June 17, 2010 -- Drug abuse among Americans aged 50 and older has risen sharply in recent years, with admissions for treatment nearly doubling between 1992 and 2008, new research indicates.
Although alcohol is still the leading substance abuse cause of hospital admissions for people in this age group, studies show older Americans are also turning to illicit drugs in large numbers.
A study of admissions data by the Substance Abuse and Mental Health Services Administration (SAMHSA), part of the Department of Health and Human Services, finds that:
- Marijuana abuse exploded among the older age group in the period studied, with admissions for treatment rising from 0.6% to 2.9%.
- Cocaine abuse nearly quadrupled, from 2.9% to 11.4%.
- Heroin abuse more than doubled, from 7.2% to 16%.
- Prescription drug abuse jolted from 0.7% to 3.5%.
Admissions related to alcohol abuse decreased from 84.6% in 1992 to 59.9% in 2008, but it is still the main cause of treatment for substance abuse, according to the SAMHSA research.
But the study also reports that the proportion of older Americans seeking help for using multiple substances nearly tripled from 13.7% in 1992 to 39.7% in 2008.
The report finds that:
- The proportion of older people treated for admissions involving alcohol abuse in combination with cocaine abuse more than tripled, from 5.3% in 1992 to 16.2% in 2008.
- Although more than 75% of all older people admitted for abuse started using their primary substance of abuse by age 25, an increasing proportion involved substances they had begun using within five years of admission, the research says.
- In 2008, cocaine abuse was the leading primary cause of admissions involving drugs used for the first time in the past five years, at 26.2%. But prescription drug misuse came in a close second at 25.8%.
“The graying of drug users in America is an issue for many programs and communities providing health or social services for seniors,” says SAMHSA administrator Pamela S. Hyde. “These findings show the changing scope of substance abuse problems in America.”
Kathy Greenlee, assistant secretary for aging at the U.S. Department of Health and Human Services, says it’s “troubling” to see an increasing number of older Americans “struggling with substance abuse.”
She says in a news release that the problem needs to be tackled now “for the benefit of each individual as well as a generation of baby boomers on the doorstep of old age.”
The National Survey on Drug Use and Health estimates that 4.7% of adults 50 and older used illicit drugs in the past year and that 2.9% of these people were either dependent on alcohol or abused it.
Another SAMHSA report, from the Drug Abuse Warning Network that examines emergency room visits involving nonmedical use of narcotic medications among people aged 12 or older, says the non-medical use of prescription pain relievers is also a growing problem.
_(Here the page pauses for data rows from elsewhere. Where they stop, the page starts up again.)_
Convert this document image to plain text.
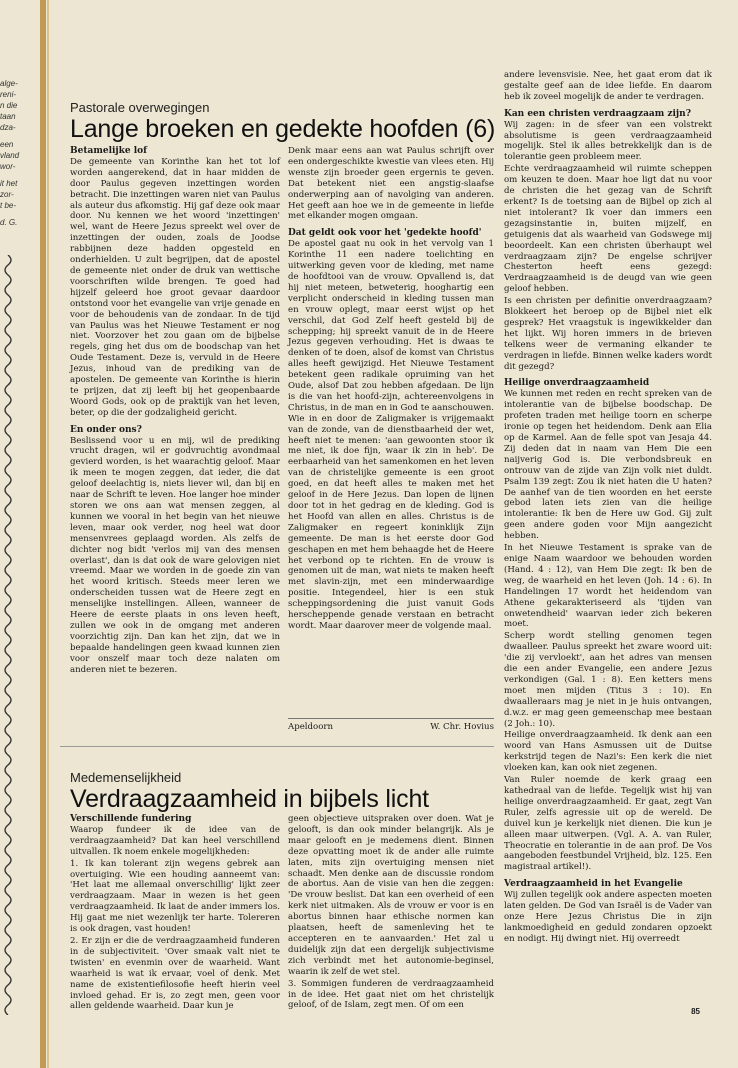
alge-
reni-
n die
taan
dza-
een
vland
wor-
it het
zor-
t be-
d. G.
Pastorale overwegingen
Lange broeken en gedekte hoofden (6)
Betamelijke lof

De gemeente van Korinthe kan het tot lof worden aangerekend, dat in haar midden de door Paulus gegeven inzettingen worden betracht. Die inzettingen waren niet van Paulus als auteur dus afkomstig. Hij gaf deze ook maar door. Nu kennen we het woord 'inzettingen' wel, want de Heere Jezus spreekt wel over de inzettingen der ouden, zoals de Joodse rabbijnen deze hadden opgesteld en onderhielden. U zult begrijpen, dat de apostel de gemeente niet onder de druk van wettische voorschriften wilde brengen. Te goed had hijzelf geleerd hoe groot gevaar daardoor ontstond voor het evangelie van vrije genade en voor de behoudenis van de zondaar. In de tijd van Paulus was het Nieuwe Testament er nog niet. Voorzover het zou gaan om de bijbelse regels, ging het dus om de boodschap van het Oude Testament. Deze is, vervuld in de Heere Jezus, inhoud van de prediking van de apostelen. De gemeente van Korinthe is hierin te prijzen, dat zij leeft bij het geopenbaarde Woord Gods, ook op de praktijk van het leven, beter, op die der godzaligheid gericht.

En onder ons?

Beslissend voor u en mij, wil de prediking vrucht dragen, wil er godvruchtig avondmaal gevierd worden, is het waarachtig geloof. Maar ik meen te mogen zeggen, dat ieder, die dat geloof deelachtig is, niets liever wil, dan bij en naar de Schrift te leven. Hoe langer hoe minder storen we ons aan wat mensen zeggen, al kunnen we vooral in het begin van het nieuwe leven, maar ook verder, nog heel wat door mensenvrees geplaagd worden. Als zelfs de dichter nog bidt 'verlos mij van des mensen overlast', dan is dat ook de ware gelovigen niet vreemd. Maar we worden in de goede zin van het woord kritisch. Steeds meer leren we onderscheiden tussen wat de Heere zegt en menselijke instellingen. Alleen, wanneer de Heere de eerste plaats in ons leven heeft, zullen we ook in de omgang met anderen voorzichtig zijn. Dan kan het zijn, dat we in bepaalde handelingen geen kwaad kunnen zien voor onszelf maar toch deze nalaten om anderen niet te bezeren.

Denk maar eens aan wat Paulus schrijft over een ondergeschikte kwestie van vlees eten. Hij wenste zijn broeder geen ergernis te geven. Dat betekent niet een angstig-slaafse onderwerping aan of navolging van anderen. Het geeft aan hoe we in de gemeente in liefde met elkander mogen omgaan.

Dat geldt ook voor het 'gedekte hoofd'

De apostel gaat nu ook in het vervolg van 1 Korinthe 11 een nadere toelichting en uitwerking geven voor de kleding, met name de hoofdtooi van de vrouw. Opvallend is, dat hij niet meteen, betweterig, hooghartig een verplicht onderscheid in kleding tussen man en vrouw oplegt, maar eerst wijst op het verschil, dat God Zelf heeft gesteld bij de schepping; hij spreekt vanuit de in de Heere Jezus gegeven verhouding. Het is dwaas te denken of te doen, alsof de komst van Christus alles heeft gewijzigd. Het Nieuwe Testament betekent geen radikale opruiming van het Oude, alsof Dat zou hebben afgedaan. De lijn is die van het hoofd-zijn, achtereenvolgens in Christus, in de man en in God te aanschouwen. Wie in en door de Zaligmaker is vrijgemaakt van de zonde, van de dienstbaarheid der wet, heeft niet te menen: 'aan gewoonten stoor ik me niet, ik doe fijn, waar ik zin in heb'. De eerbaarheid van het samenkomen en het leven van de christelijke gemeente is een groot goed, en dat heeft alles te maken met het geloof in de Here Jezus. Dan lopen de lijnen door tot in het gedrag en de kleding. God is het Hoofd van allen en alles. Christus is de Zaligmaker en regeert koninklijk Zijn gemeente. De man is het eerste door God geschapen en met hem behaagde het de Heere het verbond op te richten. En de vrouw is genomen uit de man, wat niets te maken heeft met slavin-zijn, met een minderwaardige positie. Integendeel, hier is een stuk scheppingsordening die juist vanuit Gods herscheppende genade verstaan en betracht wordt. Maar daarover meer de volgende maal.

Apeldoorn	W. Chr. Hovius
Medemenselijkheid
Verdraagzaamheid in bijbels licht
Verschillende fundering

Waarop fundeer ik de idee van de verdraagzaamheid? Dat kan heel verschillend uitvallen. Ik noem enkele mogelijkheden:

1. Ik kan tolerant zijn wegens gebrek aan overtuiging. Wie een houding aanneemt van: 'Het laat me allemaal onverschillig' lijkt zeer verdraagzaam. Maar in wezen is het geen verdraagzaamheid. Ik laat de ander immers los. Hij gaat me niet wezenlijk ter harte. Tolereren is ook dragen, vast houden!

2. Er zijn er die de verdraagzaamheid funderen in de subjectiviteit. 'Over smaak valt niet te twisten' en evenmin over de waarheid. Want waarheid is wat ik ervaar, voel of denk. Met name de existentiefilosofie heeft hierin veel invloed gehad. Er is, zo zegt men, geen voor allen geldende waarheid. Daar kun je

geen objectieve uitspraken over doen. Wat je gelooft, is dan ook minder belangrijk. Als je maar gelooft en je medemens dient. Binnen deze opvatting moet ik de ander alle ruimte laten, mits zijn overtuiging mensen niet schaadt. Men denke aan de discussie rondom de abortus. Aan de visie van hen die zeggen: 'De vrouw beslist. Dat kan een overheid of een kerk niet uitmaken. Als de vrouw er voor is en abortus binnen haar ethische normen kan plaatsen, heeft de samenleving het te accepteren en te aanvaarden.' Het zal u duidelijk zijn dat een dergelijk subjectivisme zich verbindt met het autonomie-beginsel, waarin ik zelf de wet stel.

3. Sommigen funderen de verdraagzaamheid in de idee. Het gaat niet om het christelijk geloof, of de Islam, zegt men. Of om een

andere levensvisie. Nee, het gaat erom dat ik gestalte geef aan de idee liefde. En daarom heb ik zoveel mogelijk de ander te verdragen.

Kan een christen verdraagzaam zijn?

Wij zagen: in de sfeer van een volstrekt absolutisme is geen verdraagzaamheid mogelijk. Stel ik alles betrekkelijk dan is de tolerantie geen probleem meer.

Echte verdraagzaamheid wil ruimte scheppen om keuzen te doen. Maar hoe ligt dat nu voor de christen die het gezag van de Schrift erkent? Is de toetsing aan de Bijbel op zich al niet intolerant? Ik voer dan immers een gezagsinstantie in, buiten mijzelf, en getuigenis dat als waarheid van Godswege mij beoordeelt. Kan een christen überhaupt wel verdraagzaam zijn? De engelse schrijver Chesterton heeft eens gezegd: Verdraagzaamheid is de deugd van wie geen geloof hebben.

Is een christen per definitie onverdraagzaam? Blokkeert het beroep op de Bijbel niet elk gesprek? Het vraagstuk is ingewikkelder dan het lijkt. Wij horen immers in de brieven telkens weer de vermaning elkander te verdragen in liefde. Binnen welke kaders wordt dit gezegd?

Heilige onverdraagzaamheid

We kunnen met reden en recht spreken van de intolerantie van de bijbelse boodschap. De profeten traden met heilige toorn en scherpe ironie op tegen het heidendom. Denk aan Elia op de Karmel. Aan de felle spot van Jesaja 44. Zij deden dat in naam van Hem Die een naijverig God is. Die verbondsbreuk en ontrouw van de zijde van Zijn volk niet duldt. Psalm 139 zegt: Zou ik niet haten die U haten? De aanhef van de tien woorden en het eerste gebod laten iets zien van die heilige intolerantie: Ik ben de Here uw God. Gij zult geen andere goden voor Mijn aangezicht hebben.

In het Nieuwe Testament is sprake van de enige Naam waardoor we behouden worden (Hand. 4 : 12), van Hem Die zegt: Ik ben de weg, de waarheid en het leven (Joh. 14 : 6). In Handelingen 17 wordt het heidendom van Athene gekarakteriseerd als 'tijden van onwetendheid' waarvan ieder zich bekeren moet.

Scherp wordt stelling genomen tegen dwaalleer. Paulus spreekt het zware woord uit: 'die zij vervloekt', aan het adres van mensen die een ander Evangelie, een andere Jezus verkondigen (Gal. 1 : 8). Een ketters mens moet men mijden (Titus 3 : 10). En dwaalleraars mag je niet in je huis ontvangen, d.w.z. er mag geen gemeenschap mee bestaan (2 Joh.: 10).

Heilige onverdraagzaamheid. Ik denk aan een woord van Hans Asmussen uit de Duitse kerkstrijd tegen de Nazi's: Een kerk die niet vloeken kan, kan ook niet zegenen.

Van Ruler noemde de kerk graag een kathedraal van de liefde. Tegelijk wist hij van heilige onverdraagzaamheid. Er gaat, zegt Van Ruler, zelfs agressie uit op de wereld. De duivel kun je kerkelijk niet dienen. Die kun je alleen maar uitwerpen. (Vgl. A. A. van Ruler, Theocratie en tolerantie in de aan prof. De Vos aangeboden feestbundel Vrijheid, blz. 125. Een magistraal artikel!).

Verdraagzaamheid in het Evangelie

Wij zullen tegelijk ook andere aspecten moeten laten gelden. De God van Israël is de Vader van onze Here Jezus Christus Die in zijn lankmoedigheid en geduld zondaren opzoekt en nodigt. Hij dwingt niet. Hij overreedt

85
The report says that:
- The estimated number of emergency department visits for narcotic pain relievers rose from 144,644 in 2004 to 305,885 in 2008, an increase of 111%.
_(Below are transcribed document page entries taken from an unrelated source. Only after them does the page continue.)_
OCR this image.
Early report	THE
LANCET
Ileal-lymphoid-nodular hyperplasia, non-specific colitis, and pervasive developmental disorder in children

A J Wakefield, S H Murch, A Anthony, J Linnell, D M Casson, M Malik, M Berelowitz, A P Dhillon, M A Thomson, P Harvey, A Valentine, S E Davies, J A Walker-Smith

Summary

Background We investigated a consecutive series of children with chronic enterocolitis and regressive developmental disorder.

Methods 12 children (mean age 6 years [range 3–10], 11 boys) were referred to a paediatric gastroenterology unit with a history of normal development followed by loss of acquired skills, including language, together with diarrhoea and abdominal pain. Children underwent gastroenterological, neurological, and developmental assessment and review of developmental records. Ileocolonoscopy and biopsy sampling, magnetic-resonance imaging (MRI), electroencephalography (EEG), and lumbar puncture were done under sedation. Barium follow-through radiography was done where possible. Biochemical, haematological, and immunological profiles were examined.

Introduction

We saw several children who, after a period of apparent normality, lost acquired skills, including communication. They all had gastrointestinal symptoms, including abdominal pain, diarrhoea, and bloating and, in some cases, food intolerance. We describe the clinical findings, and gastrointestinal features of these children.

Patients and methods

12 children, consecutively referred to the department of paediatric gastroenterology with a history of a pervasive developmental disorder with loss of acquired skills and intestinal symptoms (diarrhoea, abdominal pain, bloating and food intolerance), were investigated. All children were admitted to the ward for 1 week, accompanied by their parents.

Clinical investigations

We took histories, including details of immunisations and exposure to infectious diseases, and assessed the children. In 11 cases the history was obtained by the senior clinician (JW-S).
- Emergency visits involving oxycodone and hydrocodone products, and methadone, increased 152%, 123%, and 73%, respectively, in the same time period.
Prescription pain relievers can have serious health consequences when taken without medical supervision, in larger amounts than prescribed or in combination with alcohol or other prescription or over-the-counter drugs, the DAWN report says.
Emergency department visits between 2004 and 2008 more than doubled for both male and female patients, 110% and 113% respectively. Also:
- Emergency visits for prescription drug abuse increased 113% for patients younger than 21 and 112% for people 21 and older.
- Emergency room visits increased for nonmedical use of oxycodone, hydrocodone, methadone, morphine, fentanyl, and hydromorphone products.
“The findings reported here highlight the need to strengthen prevention and education programs designed to reduce the misuse of prescription drugs,” the report says.
Doctors need to continue to be warned about these emerging prescription drug problems “to help them understand the importance of exercising care” in writing scripts for them, the report says.